The puzzle is laid out…

The COHU participants met for the second time at the Radisson Blu Royal in Kamppi, Helsinki on 5 April. In this second dialogue, we wanted to dig deeper and look for a joint denominator in the problems the companies were facing. We got rid of tables, sat close to one another in a circle and let our ideas fly.

In the warm-up discussion, we asked about the participants’ impressions of the first meeting. The general feeling was that the two parties started really far from each other and that in many cases, the companies’ problems would not require research collaboration – the answers were readily available in many research teams and the main question was finding the right people. This was just as expected: the whole point of the COHU exercise is to find the best way to get people from very different backgrounds to talk with each other in a meaningful way.

Next, we regrouped into two teams with roughly similar issues to discuss. All of the problems raised had multiple aspects and many of them were really “wicked”, requiring a multidisciplinary approach to be solved. It was clear that the companies were facing similar problems but each expressed them in
their own way and from their own point of view.

The researchers raised clarifying questions and new, sometimes surprising viewpoints, and were often able to point out larger issues at hand from which the various practical problems rose. The business people welcomed this and admitted that sometimes, when there simply isn’t enough time to think of the real issues behind the problem, companies may resort to quick-fixes that then give rise to new problems that again require solving. It was interesting to see how the discussions got deeper and the business people started going over one another’s questions as well instead of concentrating only on their own ones.

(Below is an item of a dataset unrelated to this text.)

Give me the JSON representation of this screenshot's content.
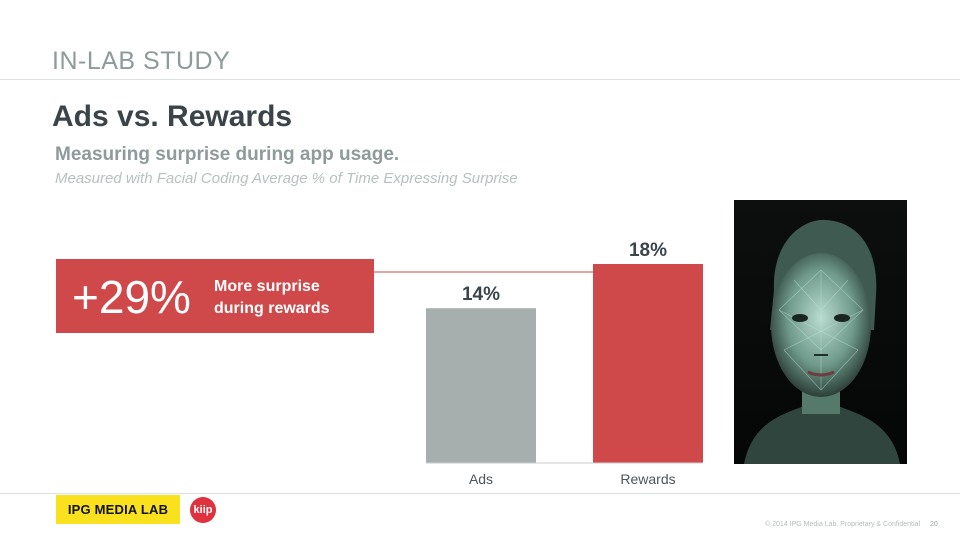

Little by little, we got closer to a joint understanding of the critical issues. We ended up with a set of key questions that need to be solved before a long-term solution for the companies’ problems can be found. The discussion time was over far to quickly, and we moved to a delicious buffet lunch to continue getting to know one another better.

In the following workshops we will move closer to solutions. In problem solving, the key issue is to understand what it is that we are actually talking about. Different viewpoints and clarity about concepts are necessary to open the knot. The companies expect tangible answers but research doesn’t always provide simple recipes. Instead, we find new points of entry and start seeing the wood from the trees. From this, we can get to solutions that are more than quick fixes – long-term and innovative.